Hidden in plain sight on a corner just seconds away from the chaos of Oxford Street, Bibi is a small but significant Indian restaurant. Effortlessly good service, plush four-person booths, and an intimate feel make this a place you’d want to bring someone special. Its menu—a la carte at lunch and set at dinner—includes melt-in-your-mouth orkney scallop and tender grilled chicken in a cashew and yoghurt whey sauce. Plate-licking is actively encouraged. At least, we think it is. It’s one of the best Indian restaurants in London. Fancy, yes. Fantastic food, without a doubt. 

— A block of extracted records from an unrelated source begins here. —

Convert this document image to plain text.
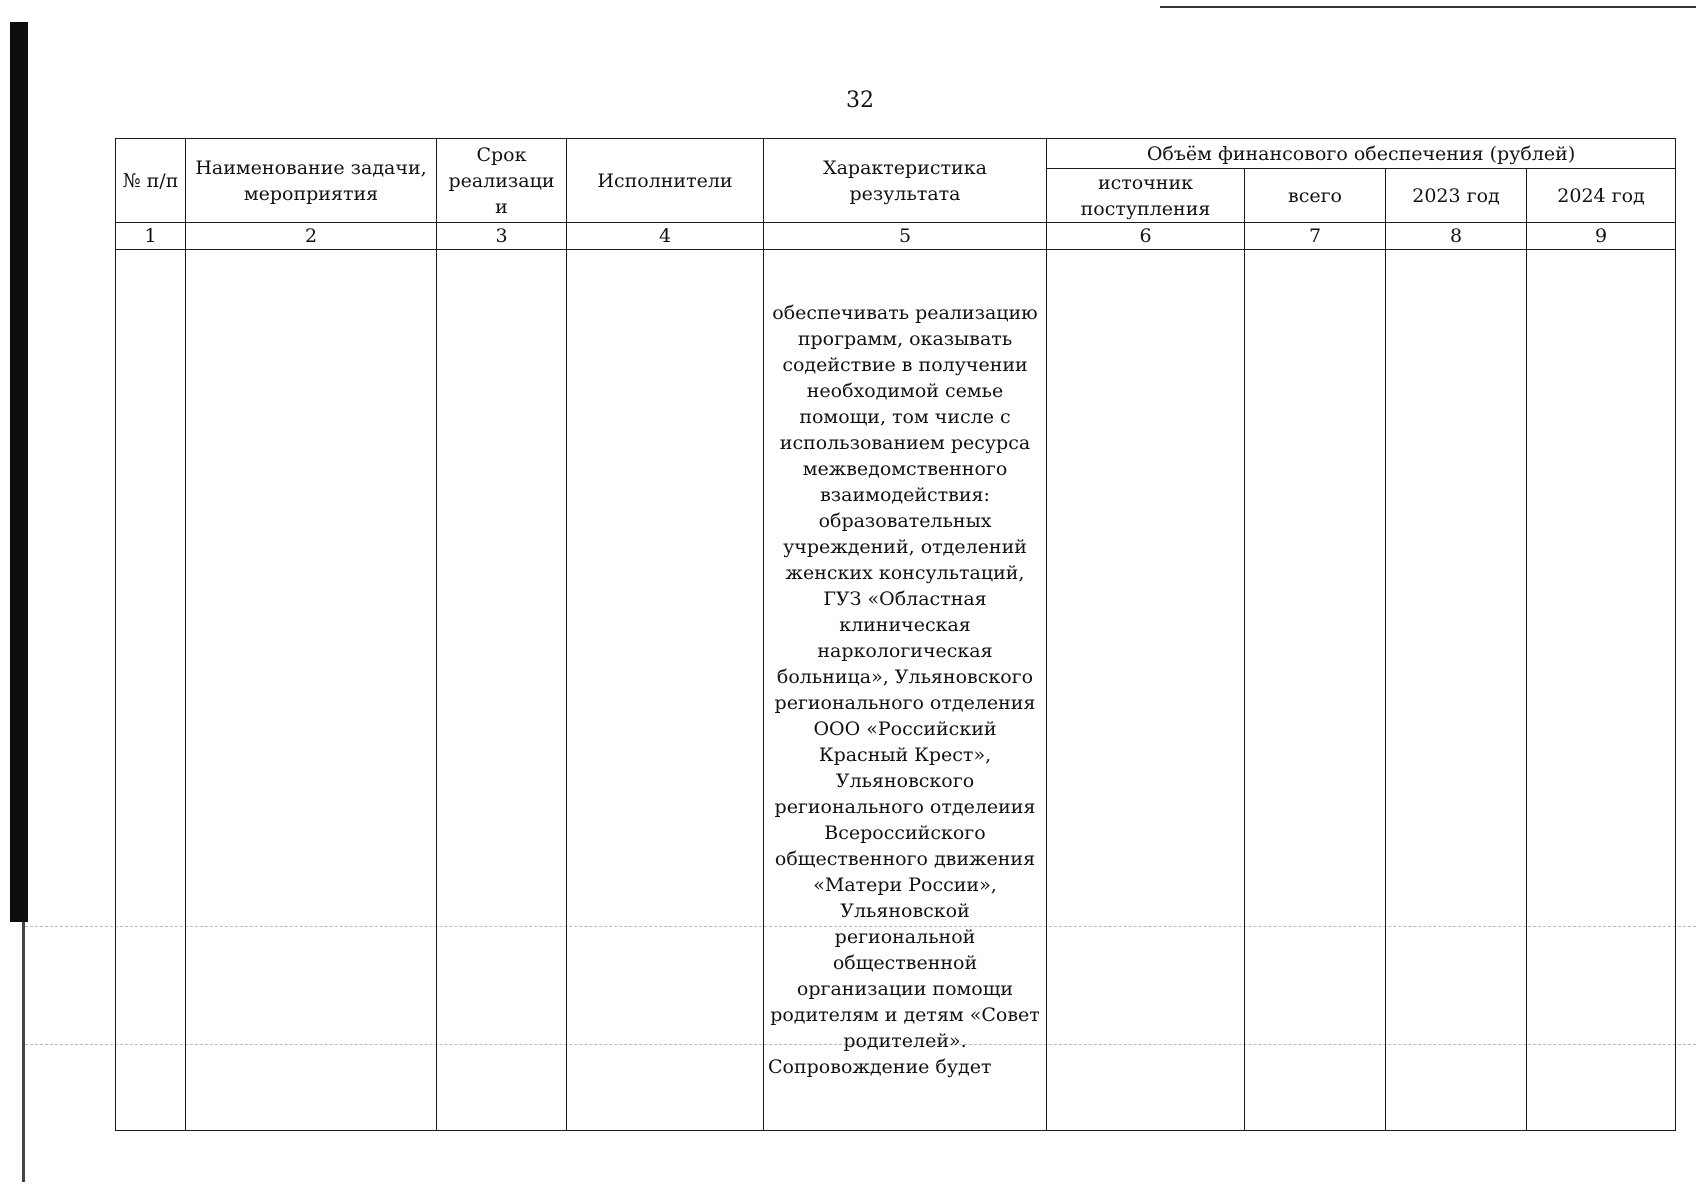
32
№ п/п	Наименование задачи, мероприятия	Срок реализаци и	Исполнители	Характеристика результата	Объём финансового обеспечения (рублей)			
					источник поступления	всего	2023 год	2024 год
1	2	3	4	5	6	7	8	9
				обеспечивать реализацию программ, оказывать содействие в получении необходимой семье помощи, том числе с использованием ресурса межведомственного взаимодействия: образовательных учреждений, отделений женских консультаций, ГУЗ «Областная клиническая наркологическая больница», Ульяновского регионального отделения ООО «Российский Красный Крест», Ульяновского регионального отделеиия Всероссийского общественного движения «Матери России», Ульяновской региональной общественной организации помощи родителям и детям «Совет родителей». Сопровождение будет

Sessions is the kind of place you daydream about when you’re thinking about the perfect restaurant for your birthday dinner. It’s almost entirely lit by candles, the ceiling feels 100-feet-high, and the artfully dilapidated room looks like it should be the setting for a raucous party scene in a Paolo Sorrentino film. The food is rustic, tasty, and European, and the wine list is similarly brilliant. Come for something intimate, or bring your nearest and dearest and settle into one of the booths upstairs.

St. John’s original restaurant in Clerkenwell is where you go for a birthday dinner with any number of people who refuse, at any point during the meal, to stop consuming. The seminal British restaurant is all about red wine stains on white tablecloths, and moreish slabs of Welsh rarebit. You can fit a decent number of people in the bar area, although it is walk-in only. Otherwise book a table in the main room or pitch up in their private dining room if you’re looking to seriously settle in for the evening.